Mujeres que trabajan por el mundo

2 de marzo del 2018

Sin importar su posición económica o lugar de procedencia, el foro Women Working for the World es una plataforma que da voz a la mujer.

Mujeres que trabajan por el mundo

Mónica Fonseca, presentadora del foro.

Sin importar su posición económica o lugar de procedencia, el foro Women Working for the World es una plataforma que da voz a la mujer, una alternativa que toma fuerza con las propias voces de las organizadoras.

En su quinta versión, el evento organizado por la fundación Juanfe, a la cabeza de Catalina Escobar, tuvo como principal premisa construir un mundo incluyente, aquel en que la igualdad entre géneros, si es que es válido seguir hablando sobre esta etiqueta, sea una realidad. Para lograr esto es necesario que a la mujer se le empodere a través de la educación, desde el hogar, hasta en el trabajo, con igualdad de oportunidades y condiciones.

Mónica Fonseca, presentadora del foro.

La reunión de diferentes sectores activistas en pro de los derechos de la mujer empezó con el saludo de Catalina Escobar y Pat Mitchell, directora de TEDWomen, para seguir con una de las protegidas de la fundación Juanfe, quien ofreció su testimonio.

A los doce años fue víctima de abuso sexual por cuatro hombres al mismo tiempo. Fue drogada cada vez que se aprovechaban de ella, dejando múltiples cicatrices en su cuerpo y hacia los 17 quedó embarazada a causa de este crimen violento. No quería tener nada que ver con su hija. Le amarraban a una mecedora para alimentarla, abandonó el estudio, se comía las uñas y se arrancaba el pelo, hasta que empezó a tomar terapia y pidió perdón a su niña por todo el daño que le hizo. Se puede decir que luego del proceso le volvió el alma al cuerpo.

Catalina Escobar, presidenta de la fundación Juanfe.

Con esta experiencia es fácil reconocer la problemática que viven muchas mujeres, siendo incondicional el apoyo cuando se sufre este tipo de violencia y diferentes formas de abuso y discriminación.

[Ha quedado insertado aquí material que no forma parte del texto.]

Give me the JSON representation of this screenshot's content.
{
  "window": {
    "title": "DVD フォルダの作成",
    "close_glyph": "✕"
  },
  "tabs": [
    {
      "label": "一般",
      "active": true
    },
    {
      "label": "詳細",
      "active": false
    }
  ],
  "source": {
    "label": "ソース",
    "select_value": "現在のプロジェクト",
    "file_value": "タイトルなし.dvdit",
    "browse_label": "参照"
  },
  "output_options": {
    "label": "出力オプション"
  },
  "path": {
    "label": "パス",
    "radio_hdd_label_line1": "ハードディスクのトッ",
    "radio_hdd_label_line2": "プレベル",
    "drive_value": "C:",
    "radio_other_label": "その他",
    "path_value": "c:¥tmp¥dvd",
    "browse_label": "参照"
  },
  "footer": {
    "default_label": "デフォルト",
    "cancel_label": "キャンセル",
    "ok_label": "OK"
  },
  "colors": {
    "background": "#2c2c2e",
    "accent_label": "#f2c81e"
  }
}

Para este foro se contó con la participación de Andrew Morrison, jefe de la División de Género y Diversidad del Banco Interamericano de Desarrollo. Comentó que en su formación como economista y banquero, su mamá le inspiró gracias a su lucha por la justicia en la igualdad de género. Desde 1990 el crecimiento en mujeres educadas y ubicadas en posiciones de ligerazgo a nivel laboral subió hasta 2007, alcanzando un 60%, pero para ese año la cifra se detuvo. Ante esto, surge la pregunta ¿qué sucede en la sociedad y con el mercado?

El 30% de las mujeres que trabajan se dedican al trabajo informal y no cuentan con una educación superior. En cuanto a las mujeres que estudian un pregrado solo el 30% cursa programas de ingeniería o carreras del futuro, que tienden a formar los profesionales que ganan más dinero. Las otras toman programas tradicionales.

Por eso Morrison sugiere buscar aliados no tradicionales. Por ejemplo, desde los sectores públicos y privados, para que se puedan cambiar las políticas económicas en favor de género, una de ellas, la licencia de embarazo adaptable para la comodidad de la madre. Cambiar el ambiente en el que se toman las decisiones en el trabajo como en Estados Unidos.

Marta Lucía Ramírez, invitada.

KienyKe.com habló con Andrew Morrison.

¿Qué significa para Andrew Morrison hablar sobre la mujer en una sociedad como la latinoamericana?

“Yo veo que el tema de la igualdad de género en América Latina como algo fundamental, es un tema muy importante en el aspecto socioeconómico. Soy economista de desarrollo y reconozco las barreras que enfrentan las mujeres, sobretodo en la participación económica y son barreras que impiden el desarrollo de nuestros países”.

Andrew Morrison

Para hacer una reflexión, ¿es la igualdad salarial la última meta de la lucha feminista?, ¿Si una mujer que alcanza el éxito en su trabajo y obtiene una posición de liderazgo, ayudaría a las demás mujeres?

“Una vez que las mujeres estén en condiciones de igualdad salarial y que estén en posición de liderazgo, sería muy importante que ellas puedan abogar en función de futuras generaciones”.

¿Es posible que grupos marginados como la comunidad LGBTI, especialmente las mujeres transexuales sean aliadas en la lucha de la igualdad de género?

“Hay posibilidades de alianzas entre comunidades históricamente excluidas. La comunidad LGBTI tiene la oportunidad de aprender de los aciertos y desaciertos de las luchas de otros grupos que empezaron antes de que fuera aceptable hablar de lucha. Creo que las alianzas entre estos grupos es interesante pensarlo y reforzarlo”.